Content note: discussion of hospital, medical issues, baby illness
Today is the first anniversary of baby’s heart surgery.
It’s a very weird sentence to type. It’s probably a revelation to a lot of people reading this – even the ones who know me offline. I ran into someone just over the weekend, where I was MCing a pole competition, who had no idea that the reason I’d missed the same show a year ago was that we were all flown, with about 48 hours’ notice, to Auckland for our eight-week-old baby to have open heart surgery.
The technical term is ventricular septal defect. A hole in the heart. Big, but not so big they had to fix it immediately; we were sent home, under close observation by the absolutely goddamn phenomenal people at the Wellington Hospital NICU, with instructions to get some weight on that baby. If we could get her to five kilos, before any of the side effects of a heart pumping blood in the wrong direction became too serious, it would make things much, much easier for everyone involved. But outside those two metrics – one simple vital statistic and one terrifyingly vague, “her breathing will get steadily worse, get in the car and call us if she turns blue” fail condition – there was no timeline. No certainty.
It was the longest eight weeks of our life. And then one day we finally got the tick to take her down to the operating theatre, and hand her over to the anaethetists, and I sobbed my heart out for a good half hour. You can have all the reassurance in the world that it’s a very common defect, a regular procedure, an incredibly safe operation, but your child is in a room far away being put on bypass. For a few hours, her little heart isn’t going to beat, while someone tries to fix it.
And now, it’s a year later.
If that felt like a swerve … it’s a swerve.

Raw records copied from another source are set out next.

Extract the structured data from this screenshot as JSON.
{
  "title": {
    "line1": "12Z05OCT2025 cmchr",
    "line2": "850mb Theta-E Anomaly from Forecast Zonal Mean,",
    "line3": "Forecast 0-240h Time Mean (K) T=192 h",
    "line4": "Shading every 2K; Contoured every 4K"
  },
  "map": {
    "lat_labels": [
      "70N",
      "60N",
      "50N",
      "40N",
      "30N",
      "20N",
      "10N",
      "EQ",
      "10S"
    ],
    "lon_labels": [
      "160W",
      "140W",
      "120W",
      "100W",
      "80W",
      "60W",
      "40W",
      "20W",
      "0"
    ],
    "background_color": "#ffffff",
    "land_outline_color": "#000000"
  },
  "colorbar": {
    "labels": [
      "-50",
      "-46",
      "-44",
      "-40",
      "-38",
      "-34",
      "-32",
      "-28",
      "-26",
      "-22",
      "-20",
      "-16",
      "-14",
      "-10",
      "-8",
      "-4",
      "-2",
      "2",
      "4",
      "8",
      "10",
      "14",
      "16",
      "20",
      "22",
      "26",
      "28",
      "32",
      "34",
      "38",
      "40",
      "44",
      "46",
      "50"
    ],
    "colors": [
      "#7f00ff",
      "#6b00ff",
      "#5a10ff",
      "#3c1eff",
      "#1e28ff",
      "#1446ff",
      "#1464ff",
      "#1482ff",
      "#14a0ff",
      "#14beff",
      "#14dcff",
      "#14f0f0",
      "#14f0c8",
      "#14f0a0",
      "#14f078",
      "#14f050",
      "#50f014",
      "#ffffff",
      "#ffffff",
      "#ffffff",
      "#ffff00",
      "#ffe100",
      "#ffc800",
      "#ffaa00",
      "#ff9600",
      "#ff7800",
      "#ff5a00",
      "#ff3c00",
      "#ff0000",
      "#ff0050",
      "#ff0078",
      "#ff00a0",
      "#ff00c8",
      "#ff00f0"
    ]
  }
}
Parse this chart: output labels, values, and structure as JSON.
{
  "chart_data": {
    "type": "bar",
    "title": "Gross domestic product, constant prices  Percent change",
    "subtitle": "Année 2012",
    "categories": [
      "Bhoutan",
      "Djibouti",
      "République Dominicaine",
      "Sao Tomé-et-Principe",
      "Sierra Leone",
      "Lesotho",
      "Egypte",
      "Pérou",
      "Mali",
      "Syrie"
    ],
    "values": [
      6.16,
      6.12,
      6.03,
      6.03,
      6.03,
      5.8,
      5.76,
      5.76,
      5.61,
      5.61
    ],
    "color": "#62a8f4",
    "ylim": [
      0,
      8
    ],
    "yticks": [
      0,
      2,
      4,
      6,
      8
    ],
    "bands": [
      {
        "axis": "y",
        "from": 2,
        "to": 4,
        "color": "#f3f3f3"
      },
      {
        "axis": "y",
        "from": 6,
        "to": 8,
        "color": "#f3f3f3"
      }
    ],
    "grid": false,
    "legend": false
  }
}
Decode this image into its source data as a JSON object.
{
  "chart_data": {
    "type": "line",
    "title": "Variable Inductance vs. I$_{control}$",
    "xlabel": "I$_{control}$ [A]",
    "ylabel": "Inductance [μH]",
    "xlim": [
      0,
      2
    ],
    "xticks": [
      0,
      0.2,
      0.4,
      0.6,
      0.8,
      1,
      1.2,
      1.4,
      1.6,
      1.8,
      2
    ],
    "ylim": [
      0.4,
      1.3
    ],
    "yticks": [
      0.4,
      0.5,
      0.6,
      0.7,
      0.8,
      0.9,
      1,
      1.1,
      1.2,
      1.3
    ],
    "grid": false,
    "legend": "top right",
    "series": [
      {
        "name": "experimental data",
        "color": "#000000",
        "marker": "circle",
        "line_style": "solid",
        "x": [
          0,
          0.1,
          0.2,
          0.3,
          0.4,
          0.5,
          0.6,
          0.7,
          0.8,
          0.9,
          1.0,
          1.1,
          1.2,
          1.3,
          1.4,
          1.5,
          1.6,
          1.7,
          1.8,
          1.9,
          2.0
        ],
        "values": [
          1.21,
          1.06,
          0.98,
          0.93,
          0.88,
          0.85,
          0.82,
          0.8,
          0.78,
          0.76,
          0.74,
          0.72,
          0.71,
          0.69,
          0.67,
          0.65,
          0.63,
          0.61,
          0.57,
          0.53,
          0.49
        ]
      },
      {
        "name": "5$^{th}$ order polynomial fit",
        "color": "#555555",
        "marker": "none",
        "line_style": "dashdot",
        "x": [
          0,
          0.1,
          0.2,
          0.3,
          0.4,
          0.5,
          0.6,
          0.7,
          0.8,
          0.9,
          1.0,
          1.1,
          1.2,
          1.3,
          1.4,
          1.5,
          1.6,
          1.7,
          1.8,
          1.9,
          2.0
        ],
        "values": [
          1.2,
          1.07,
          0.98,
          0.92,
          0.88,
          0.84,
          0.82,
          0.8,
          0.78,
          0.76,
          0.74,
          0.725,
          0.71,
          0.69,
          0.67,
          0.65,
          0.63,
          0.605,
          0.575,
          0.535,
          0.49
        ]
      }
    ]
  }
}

I’ll have a lot more to write later – especially once I find where I kept my darn notes, because unsurprisingly, those two or three weeks are a bit of a blur – but for today I’m holding on to the happy ever after we got. She’s so happy and bouncy and independent and strong that no one who doesn’t know can even believe what she went through, when she was so small. And so many other things happened that year – her birth! My gall bladder surgery! Multiple job changes! Buying a new house! – that I frequently forget to even include it on the list. You get some funny looks when you’re talking about this beautiful healthy almost irritatingly energetic child and the phrase “after the surgery” just casually drops out of your mouth.
It’s not that I feel nothing – I’ve had a good long cry this evening (the day before), snuggling her to sleep, vividly remembering so many terrifying, anxious moments, how difficult it was to hold everything together, how much we can never repay the many friends and whānau who were so completely generous with their time and resources and homes.
But it’s nice to start with the happy ever after sometimes.